*********************
Categoricals
*********************
Categorical arrays are a concept from Pandas that speeds up many operations on strings, especially when an array of strings contains many repeated values. A ``Categorical`` object stores the unique strings as category labels and represents the values of the original array as integer indices into this category array.
Construction
============
The typical way to construct a ``Categorical`` is from a ``Strings`` object:
.. autoclass:: arkouda.Categorical
However, if one already has pre-computed unique categories and integer indices, the following constructor is useful:
.. automethod:: arkouda.Categorical.from_codes
Operations
==========
Arkouda ``Categorical`` objects support all operations that ``Strings`` support, and they will almost always execute faster:
* Indexing with integer, slice, integer ``pdarray``, and boolean ``pdarray`` (see :ref:`indexing-label`)

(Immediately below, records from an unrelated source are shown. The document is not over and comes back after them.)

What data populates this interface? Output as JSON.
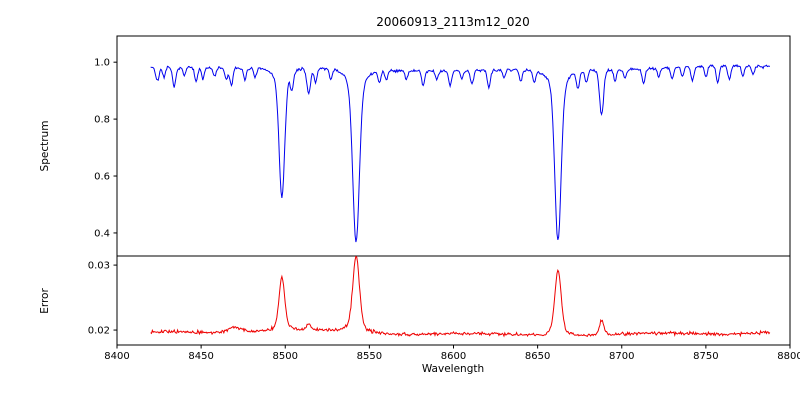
{
  "figure_title": "20060913_2113m12_020",
  "chart_data": {
    "type": "line",
    "title": "20060913_2113m12_020",
    "xlabel": "Wavelength",
    "x_range": [
      8400,
      8800
    ],
    "x_data_range": [
      8420,
      8788
    ],
    "x_step": 0.5,
    "x_ticks": [
      8400,
      8450,
      8500,
      8550,
      8600,
      8650,
      8700,
      8750,
      8800
    ],
    "x_tick_labels": [
      "8400",
      "8450",
      "8500",
      "8550",
      "8600",
      "8650",
      "8700",
      "8750",
      "8800"
    ],
    "panels": [
      {
        "ylabel": "Spectrum",
        "ylim": [
          0.319,
          1.092
        ],
        "ytick_values": [
          1.0,
          0.8,
          0.6,
          0.4
        ],
        "ytick_labels": [
          "1.0",
          "0.8",
          "0.6",
          "0.4"
        ],
        "series": {
          "name": "normalized-spectrum",
          "color": "#0000ee",
          "baseline": 0.978,
          "noise_amp": 0.0085,
          "seed": 7,
          "strong_lines": [
            {
              "center": 8498.0,
              "depth": 0.46,
              "sigma": 1.6,
              "gamma": 3.0
            },
            {
              "center": 8542.1,
              "depth": 0.615,
              "sigma": 1.9,
              "gamma": 3.5
            },
            {
              "center": 8662.1,
              "depth": 0.605,
              "sigma": 1.8,
              "gamma": 3.4
            }
          ],
          "weak_lines": [
            [
              8424,
              0.05,
              1.0
            ],
            [
              8428,
              0.04,
              0.8
            ],
            [
              8434,
              0.07,
              1.0
            ],
            [
              8440,
              0.03,
              0.8
            ],
            [
              8447,
              0.05,
              0.9
            ],
            [
              8451,
              0.04,
              0.8
            ],
            [
              8458,
              0.03,
              0.8
            ],
            [
              8465,
              0.04,
              0.9
            ],
            [
              8468,
              0.06,
              0.9
            ],
            [
              8476,
              0.04,
              0.8
            ],
            [
              8482,
              0.03,
              0.8
            ],
            [
              8504,
              0.06,
              0.9
            ],
            [
              8514,
              0.09,
              1.1
            ],
            [
              8518,
              0.05,
              0.9
            ],
            [
              8527,
              0.04,
              0.8
            ],
            [
              8556,
              0.04,
              0.9
            ],
            [
              8560,
              0.03,
              0.8
            ],
            [
              8572,
              0.03,
              0.8
            ],
            [
              8582,
              0.05,
              0.9
            ],
            [
              8590,
              0.03,
              0.8
            ],
            [
              8598,
              0.05,
              0.9
            ],
            [
              8605,
              0.03,
              0.8
            ],
            [
              8611,
              0.05,
              0.9
            ],
            [
              8621,
              0.06,
              0.9
            ],
            [
              8630,
              0.03,
              0.8
            ],
            [
              8640,
              0.04,
              0.8
            ],
            [
              8648,
              0.04,
              0.8
            ],
            [
              8674,
              0.06,
              0.9
            ],
            [
              8679,
              0.04,
              0.8
            ],
            [
              8688,
              0.16,
              1.2
            ],
            [
              8696,
              0.04,
              0.8
            ],
            [
              8702,
              0.03,
              0.8
            ],
            [
              8713,
              0.05,
              0.9
            ],
            [
              8722,
              0.03,
              0.8
            ],
            [
              8730,
              0.04,
              0.8
            ],
            [
              8736,
              0.03,
              0.8
            ],
            [
              8742,
              0.05,
              0.9
            ],
            [
              8750,
              0.04,
              0.8
            ],
            [
              8757,
              0.06,
              0.9
            ],
            [
              8764,
              0.05,
              0.9
            ],
            [
              8772,
              0.04,
              0.8
            ],
            [
              8778,
              0.03,
              0.8
            ]
          ]
        }
      },
      {
        "ylabel": "Error",
        "ylim": [
          0.0177,
          0.0314
        ],
        "ytick_values": [
          0.03,
          0.02
        ],
        "ytick_labels": [
          "0.03",
          "0.02"
        ],
        "series": {
          "name": "error",
          "color": "#ee0000",
          "baseline": 0.0195,
          "noise_amp": 0.0004,
          "seed": 13,
          "peaks": [
            [
              8470.0,
              0.0008,
              4.0
            ],
            [
              8498.0,
              0.0082,
              1.6
            ],
            [
              8514.0,
              0.0008,
              1.2
            ],
            [
              8542.1,
              0.0118,
              1.9
            ],
            [
              8662.1,
              0.0102,
              1.8
            ],
            [
              8688.0,
              0.0022,
              1.2
            ]
          ]
        }
      }
    ],
    "layout": {
      "legend": "none",
      "grid": false,
      "axis_color": "#000000",
      "plot_left": 117,
      "plot_right": 790,
      "panel1_top": 36,
      "panel1_bottom": 256,
      "panel2_top": 256,
      "panel2_bottom": 345
    }
  }
}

* Comparison (``==`` and ``!=``) with string literal or other ``Categorical`` object of same size
* Substring search
.. automethod:: arkouda.Categorical.contains
.. automethod:: arkouda.Categorical.startswith
.. automethod:: arkouda.Categorical.endswith
* :ref:`setops-label`, e.g. ``unique`` and ``in1d``
* :ref:`sorting-label`, via ``argsort`` and ``coargsort``
* :ref:`groupby-label`, both alone and in conjunction with numeric arrays
Iteration
=========
Iterating directly over a ``Categorical`` with ``for x in categorical`` is not supported to discourage transferring all the ``Categorical`` object's data from the arkouda server to the Python client since there is almost always a more array-oriented way to express an iterator-based computation. To force this transfer, use the ``to_ndarray`` function to return the ``categorical`` as a ``numpy.ndarray``. This transfer will raise an error if it exceeds the byte limit defined in ``ak.client.maxTransferBytes``.
.. autofunction:: arkouda.Categorical.to_ndarray